The Future of Banking: A No Collateral Call
With great crisis comes great opportunity…may you live in interesting times…
When a system fails the first thing you need to do is damage control, the next thing you need to do is fix it and the last thing you need to do is to prevent it from happening again. With the world banking system we may have gotten through the first stage, but we’re a long, long journey from the next two stages. Hopefully, the scale of this disaster was such that people are willing to engage in some more creative thinking and question some of the “laws” of banking that have so ably gotten us where we are today.
It may be too late – the time for aggressive action was a year ago – but we can but hope. Sales of the British game “Whack-a-Banker” (after all, what did a mole ever do to you?) remain brisk, indicating that national sentiment has not yet forgiven these people. But rather than just beating them (satisfying though that may be), perhaps it’s time for some more constructive criticism?
Maybe constructive isn’t the right word. What I propose for consideration is actually a bit of creative destruction. In two words: eliminate collateral. Get rid of it. Don’t make it a part of lending decisions.
“What?” I hear you cry. “Is he mad? Has his brain come unglued? Wipe the foam from his lips! If there’s no collateral backing a loan, doesn’t that make it even more certain it’ll be unsupportable and probably bad?” Though unintuitive, I think the answer is no.
I rest this conclusion on a bit of unattributed old wisdom. What’s the best way to win a gun fight? Don’t get in a gun fight.
Collateral is the same way. I don’t mean that a loan should have no security. Far from it. But the concept of collateral as practiced by today’s small business bankers is very industrial revolution in nature, not in keeping with our information society. First of all, there’s a belief that collateral from a small business should be in the form of tangible, physical assets. Those assets may be cars, computers, office real estate…wait – aren’t those all things that are illiquid and can lose value suddenly? Don’t cars and computers lose 30% of their value when they drive off the curb? Don’t computers lose practically all of their value within 3 years? Yes, it’s true. Does the bank have a hope of getting 25 cents on the dollar for this kind of stuff in less than a year? Probably not. If they resell the computers without some work, they may even be leaking confidential customer PII (personally identifying information such as credit card numbers) without even knowing it and opening themselves up to law suits.
And most information and services companies (including law firms and accounting firms as well as more tech oriented companies) don’t have a lot of these types of assets anyway. Their products are intellectual, virtual or services. But there are companies that do have these kinds of assets – restaurants, theaters, manufacturing companies – yes, the types of businesses that currently have the highest failure rate.
So while I can’t get a bank loan for an established web services company twice on the INC 500 list of fastest growing companies in America, in the time it takes to tell it the restaurant down the street got one, failed and the bank now owns its building and can’t sell it.

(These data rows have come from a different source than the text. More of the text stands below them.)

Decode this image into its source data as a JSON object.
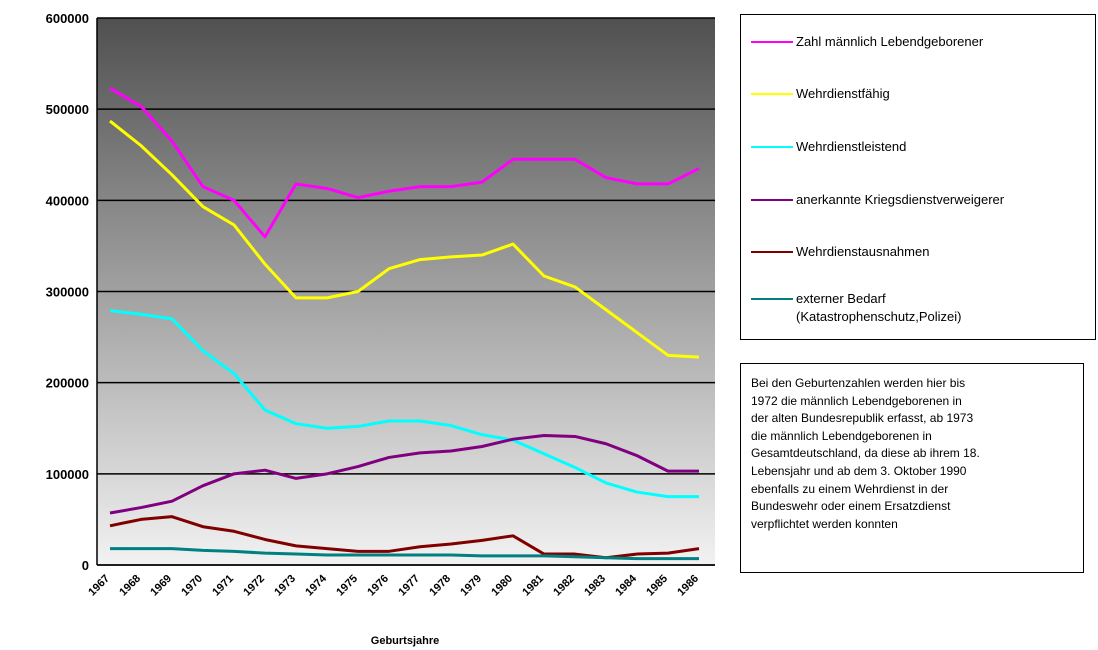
{
  "chart_data": {
    "type": "line",
    "x_label": "Geburtsjahre",
    "categories": [
      "1967",
      "1968",
      "1969",
      "1970",
      "1971",
      "1972",
      "1973",
      "1974",
      "1975",
      "1976",
      "1977",
      "1978",
      "1979",
      "1980",
      "1981",
      "1982",
      "1983",
      "1984",
      "1985",
      "1986"
    ],
    "series": [
      {
        "name": "Zahl männlich Lebendgeborener",
        "color": "#ff00ff",
        "values": [
          523000,
          503000,
          465000,
          415000,
          400000,
          360000,
          418000,
          413000,
          403000,
          410000,
          415000,
          415000,
          420000,
          445000,
          445000,
          445000,
          425000,
          418000,
          418000,
          435000
        ]
      },
      {
        "name": "Wehrdienstfähig",
        "color": "#ffff00",
        "values": [
          487000,
          460000,
          428000,
          393000,
          373000,
          330000,
          293000,
          293000,
          300000,
          325000,
          335000,
          338000,
          340000,
          352000,
          317000,
          305000,
          280000,
          255000,
          230000,
          228000
        ]
      },
      {
        "name": "Wehrdienstleistend",
        "color": "#00ffff",
        "values": [
          279000,
          275000,
          270000,
          235000,
          210000,
          170000,
          155000,
          150000,
          152000,
          158000,
          158000,
          153000,
          143000,
          137000,
          122000,
          107000,
          90000,
          80000,
          75000,
          75000
        ]
      },
      {
        "name": "anerkannte Kriegsdienstverweigerer",
        "color": "#800080",
        "values": [
          57000,
          63000,
          70000,
          87000,
          100000,
          104000,
          95000,
          100000,
          108000,
          118000,
          123000,
          125000,
          130000,
          138000,
          142000,
          141000,
          133000,
          120000,
          103000,
          103000
        ]
      },
      {
        "name": "Wehrdienstausnahmen",
        "color": "#800000",
        "values": [
          43000,
          50000,
          53000,
          42000,
          37000,
          28000,
          21000,
          18000,
          15000,
          15000,
          20000,
          23000,
          27000,
          32000,
          12000,
          12000,
          8000,
          12000,
          13000,
          18000
        ]
      },
      {
        "name": "externer Bedarf\n(Katastrophenschutz,Polizei)",
        "color": "#008080",
        "values": [
          18000,
          18000,
          18000,
          16000,
          15000,
          13000,
          12000,
          11000,
          11000,
          11000,
          11000,
          11000,
          10000,
          10000,
          10000,
          9000,
          8000,
          7000,
          7000,
          7000
        ]
      }
    ],
    "ylim": [
      0,
      600000
    ],
    "yticks": [
      0,
      100000,
      200000,
      300000,
      400000,
      500000,
      600000
    ],
    "grid": true,
    "legend": "right",
    "annotation_lines": [
      "Bei den Geburtenzahlen werden hier  bis",
      "1972 die männlich Lebendgeborenen in",
      "der alten Bundesrepublik erfasst, ab 1973",
      "die männlich Lebendgeborenen in",
      "Gesamtdeutschland, da diese ab ihrem 18.",
      "Lebensjahr und ab dem 3. Oktober 1990",
      "ebenfalls zu einem Wehrdienst in der",
      "Bundeswehr oder einem Ersatzdienst",
      "verpflichtet werden konnten"
    ]
  }
}
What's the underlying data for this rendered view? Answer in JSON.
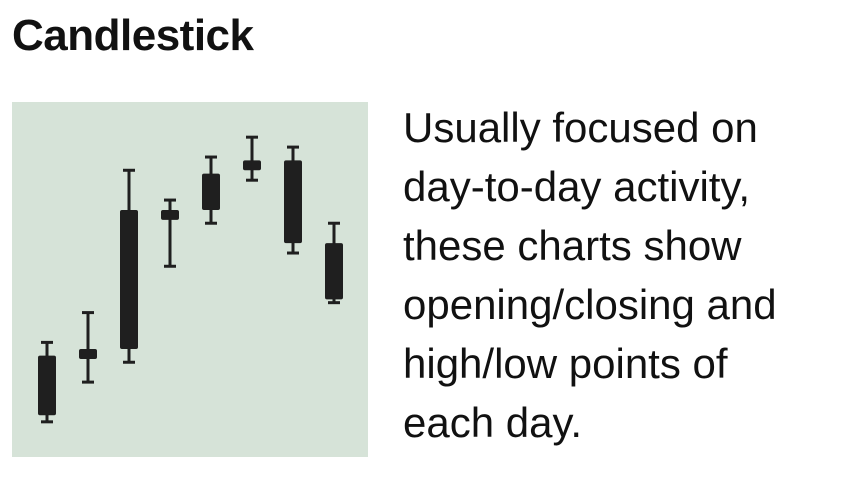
{
  "title": "Candlestick",
  "description_lines": [
    "Usually focused on",
    "day-to-day activity,",
    "these charts show",
    "opening/closing and",
    "high/low points of",
    "each day."
  ],
  "colors": {
    "panel_background": "#d6e3d8",
    "candle": "#1f1f1f",
    "text": "#111111"
  },
  "chart_data": {
    "type": "candlestick",
    "title": "",
    "xlabel": "",
    "ylabel": "",
    "grid": false,
    "ylim": [
      0,
      100
    ],
    "candles": [
      {
        "open": 9,
        "close": 27,
        "high": 31,
        "low": 7
      },
      {
        "open": 26,
        "close": 29,
        "high": 40,
        "low": 19
      },
      {
        "open": 29,
        "close": 71,
        "high": 83,
        "low": 25
      },
      {
        "open": 68,
        "close": 71,
        "high": 74,
        "low": 54
      },
      {
        "open": 71,
        "close": 82,
        "high": 87,
        "low": 67
      },
      {
        "open": 83,
        "close": 86,
        "high": 93,
        "low": 80
      },
      {
        "open": 86,
        "close": 61,
        "high": 90,
        "low": 58
      },
      {
        "open": 61,
        "close": 44,
        "high": 67,
        "low": 43
      }
    ]
  }
}
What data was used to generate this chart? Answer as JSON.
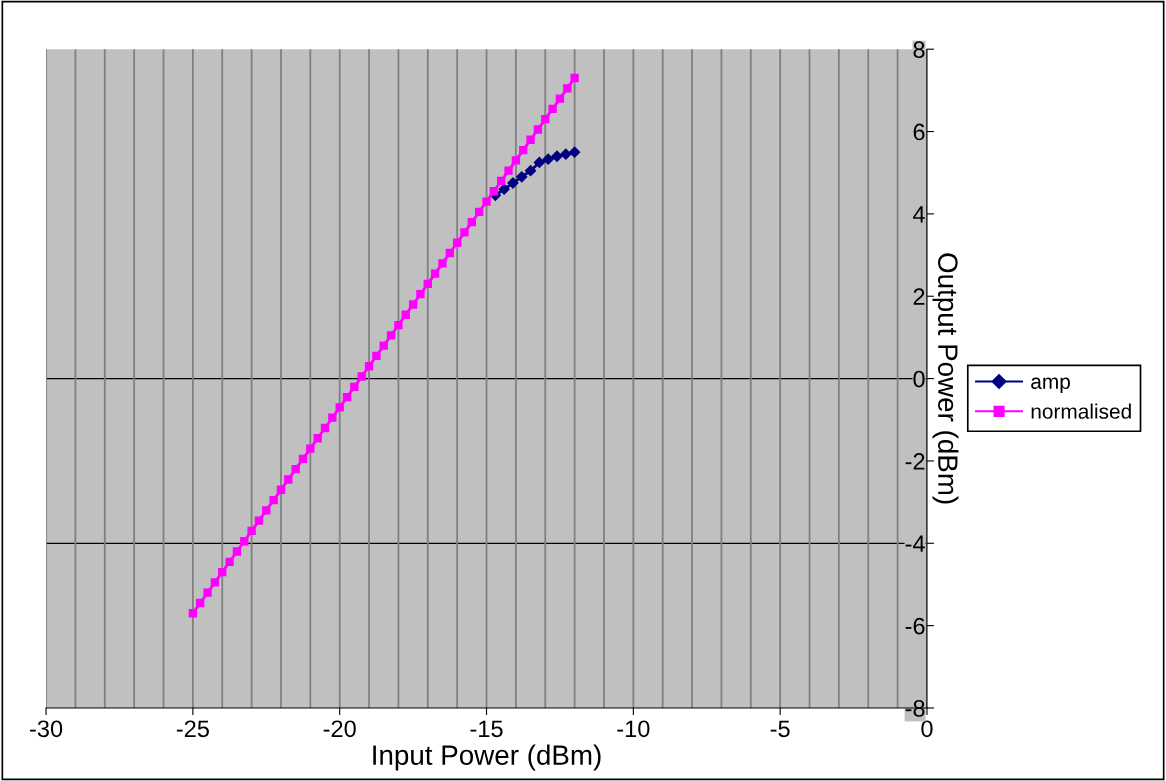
{
  "chart_data": {
    "type": "line",
    "xlabel": "Input Power (dBm)",
    "ylabel": "Output Power (dBm)",
    "xlim": [
      -30,
      0
    ],
    "ylim": [
      -8,
      8
    ],
    "xticks": [
      -30,
      {
        "value": -29,
        "label": null
      },
      {
        "value": -28,
        "label": null
      },
      {
        "value": -27,
        "label": null
      },
      {
        "value": -26,
        "label": null
      },
      -25,
      {
        "value": -24,
        "label": null
      },
      {
        "value": -23,
        "label": null
      },
      {
        "value": -22,
        "label": null
      },
      {
        "value": -21,
        "label": null
      },
      -20,
      {
        "value": -19,
        "label": null
      },
      {
        "value": -18,
        "label": null
      },
      {
        "value": -17,
        "label": null
      },
      {
        "value": -16,
        "label": null
      },
      -15,
      {
        "value": -14,
        "label": null
      },
      {
        "value": -13,
        "label": null
      },
      {
        "value": -12,
        "label": null
      },
      {
        "value": -11,
        "label": null
      },
      -10,
      {
        "value": -9,
        "label": null
      },
      {
        "value": -8,
        "label": null
      },
      {
        "value": -7,
        "label": null
      },
      {
        "value": -6,
        "label": null
      },
      -5,
      {
        "value": -4,
        "label": null
      },
      {
        "value": -3,
        "label": null
      },
      {
        "value": -2,
        "label": null
      },
      {
        "value": -1,
        "label": null
      },
      0
    ],
    "yticks": [
      -8,
      -6,
      -4,
      -2,
      0,
      2,
      4,
      6,
      8
    ],
    "grid": "x",
    "legend": "right",
    "ref_lines": [
      {
        "axis": "y",
        "value": 0,
        "label": null,
        "color": "#000000"
      },
      {
        "axis": "y",
        "value": -4,
        "label": null,
        "color": "#000000"
      }
    ],
    "series": [
      {
        "name": "amp",
        "color": "#000080",
        "marker": "diamond",
        "x": [
          -14.7,
          -14.4,
          -14.1,
          -13.8,
          -13.5,
          -13.2,
          -12.9,
          -12.6,
          -12.3,
          -12
        ],
        "values": [
          4.45,
          4.6,
          4.75,
          4.9,
          5.05,
          5.25,
          5.33,
          5.4,
          5.45,
          5.5
        ]
      },
      {
        "name": "normalised",
        "color": "#ff00ff",
        "marker": "square",
        "x": [
          -25,
          -24.75,
          -24.5,
          -24.25,
          -24,
          -23.75,
          -23.5,
          -23.25,
          -23,
          -22.75,
          -22.5,
          -22.25,
          -22,
          -21.75,
          -21.5,
          -21.25,
          -21,
          -20.75,
          -20.5,
          -20.25,
          -20,
          -19.75,
          -19.5,
          -19.25,
          -19,
          -18.75,
          -18.5,
          -18.25,
          -18,
          -17.75,
          -17.5,
          -17.25,
          -17,
          -16.75,
          -16.5,
          -16.25,
          -16,
          -15.75,
          -15.5,
          -15.25,
          -15,
          -14.75,
          -14.5,
          -14.25,
          -14,
          -13.75,
          -13.5,
          -13.25,
          -13,
          -12.75,
          -12.5,
          -12.25,
          -12
        ],
        "values": [
          -5.7,
          -5.45,
          -5.2,
          -4.95,
          -4.7,
          -4.45,
          -4.2,
          -3.95,
          -3.7,
          -3.45,
          -3.2,
          -2.95,
          -2.7,
          -2.45,
          -2.2,
          -1.95,
          -1.7,
          -1.45,
          -1.2,
          -0.95,
          -0.7,
          -0.45,
          -0.2,
          0.05,
          0.3,
          0.55,
          0.8,
          1.05,
          1.3,
          1.55,
          1.8,
          2.05,
          2.3,
          2.55,
          2.8,
          3.05,
          3.3,
          3.55,
          3.8,
          4.05,
          4.3,
          4.55,
          4.8,
          5.05,
          5.3,
          5.55,
          5.8,
          6.05,
          6.3,
          6.55,
          6.8,
          7.05,
          7.3
        ]
      }
    ]
  }
}
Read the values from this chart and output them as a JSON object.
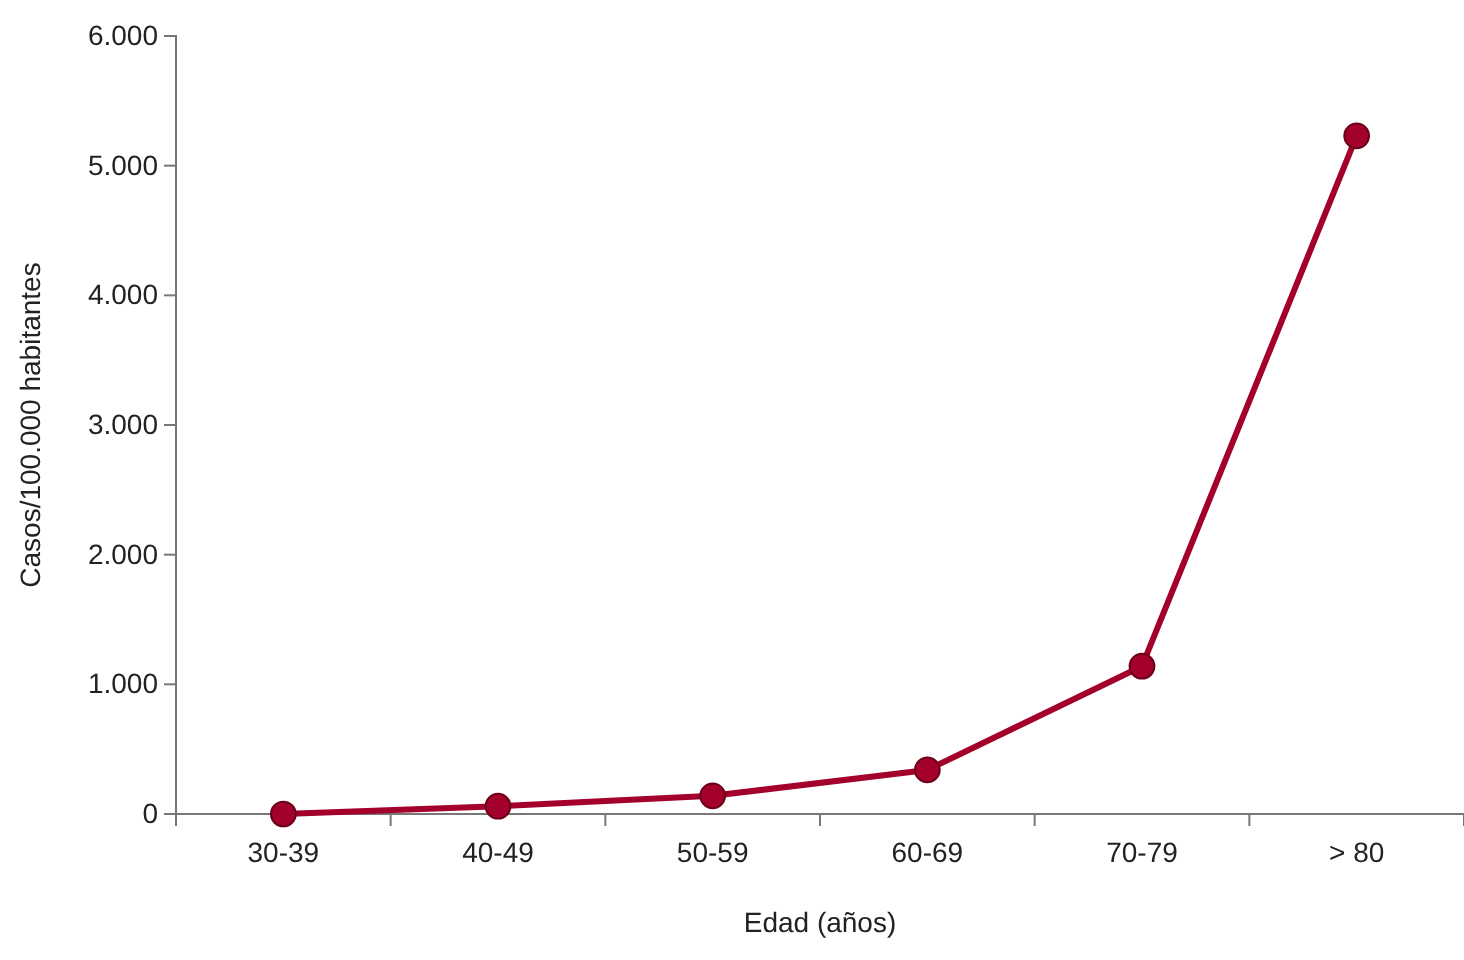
{
  "chart_data": {
    "type": "line",
    "xlabel": "Edad (años)",
    "ylabel": "Casos/100.000 habitantes",
    "categories": [
      "30-39",
      "40-49",
      "50-59",
      "60-69",
      "70-79",
      "> 80"
    ],
    "series": [
      {
        "color": "#a3002c",
        "values": [
          0,
          60,
          140,
          340,
          1140,
          5230
        ]
      }
    ],
    "ylim": [
      0,
      6000
    ],
    "yticks": [
      0,
      {
        "value": 1000,
        "label": "1.000"
      },
      {
        "value": 2000,
        "label": "2.000"
      },
      {
        "value": 3000,
        "label": "3.000"
      },
      {
        "value": 4000,
        "label": "4.000"
      },
      {
        "value": 5000,
        "label": "5.000"
      },
      {
        "value": 6000,
        "label": "6.000"
      }
    ],
    "grid": false,
    "marker": "circle",
    "line_style": "solid"
  }
}
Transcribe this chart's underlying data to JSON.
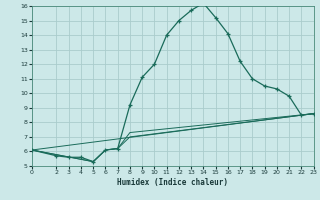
{
  "xlabel": "Humidex (Indice chaleur)",
  "bg_color": "#cce8e8",
  "grid_color": "#aacccc",
  "line_color": "#1a6b5a",
  "xlim": [
    0,
    23
  ],
  "ylim": [
    5,
    16
  ],
  "xticks": [
    0,
    2,
    3,
    4,
    5,
    6,
    7,
    8,
    9,
    10,
    11,
    12,
    13,
    14,
    15,
    16,
    17,
    18,
    19,
    20,
    21,
    22,
    23
  ],
  "yticks": [
    5,
    6,
    7,
    8,
    9,
    10,
    11,
    12,
    13,
    14,
    15,
    16
  ],
  "series_main": {
    "x": [
      0,
      2,
      3,
      4,
      5,
      6,
      7,
      8,
      9,
      10,
      11,
      12,
      13,
      14,
      15,
      16,
      17,
      18,
      19,
      20,
      21,
      22,
      23
    ],
    "y": [
      6.1,
      5.7,
      5.6,
      5.6,
      5.3,
      6.1,
      6.2,
      9.2,
      11.1,
      12.0,
      14.0,
      15.0,
      15.7,
      16.2,
      15.2,
      14.1,
      12.2,
      11.0,
      10.5,
      10.3,
      9.8,
      8.5,
      8.6
    ]
  },
  "series_lines": [
    {
      "x": [
        0,
        5,
        6,
        7,
        8,
        23
      ],
      "y": [
        6.1,
        5.3,
        6.1,
        6.2,
        7.0,
        8.6
      ]
    },
    {
      "x": [
        0,
        5,
        6,
        7,
        8,
        23
      ],
      "y": [
        6.1,
        5.3,
        6.1,
        6.2,
        7.3,
        8.6
      ]
    },
    {
      "x": [
        0,
        23
      ],
      "y": [
        6.1,
        8.6
      ]
    }
  ]
}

This is called an adverse selection bias. In their desire to secure themselves, the banks require assets that are only possessed by companies that are greater credit risks to begin with.
So what’s the solution? Take a page from micro-lending. The success of companies like Grameen is based in part on the fact that they don’t use collateral. They use a very sophisticated form of relationship banking and revolving credit. The pressure to repay the loan is primarily social at first, but the borrower gains credit and borrowing capacity as she borrows and successfully repays. Each time she goes through the cycle she can borrow a bit more. She meets her banker regularly to manage the loan and restructure it if circumstances require it. No collateral, but a default rate so low it would make any Wall Street bank as green as a greenback with envy.
It comes down to the point about the gun fight. The best way to secure a loan is not to have it default to begin with. If banks could get over their preconceptions about collateral, develop long term relationships with entrepreneurs and aggressively invest in the businesses of the future, we’d all be better off.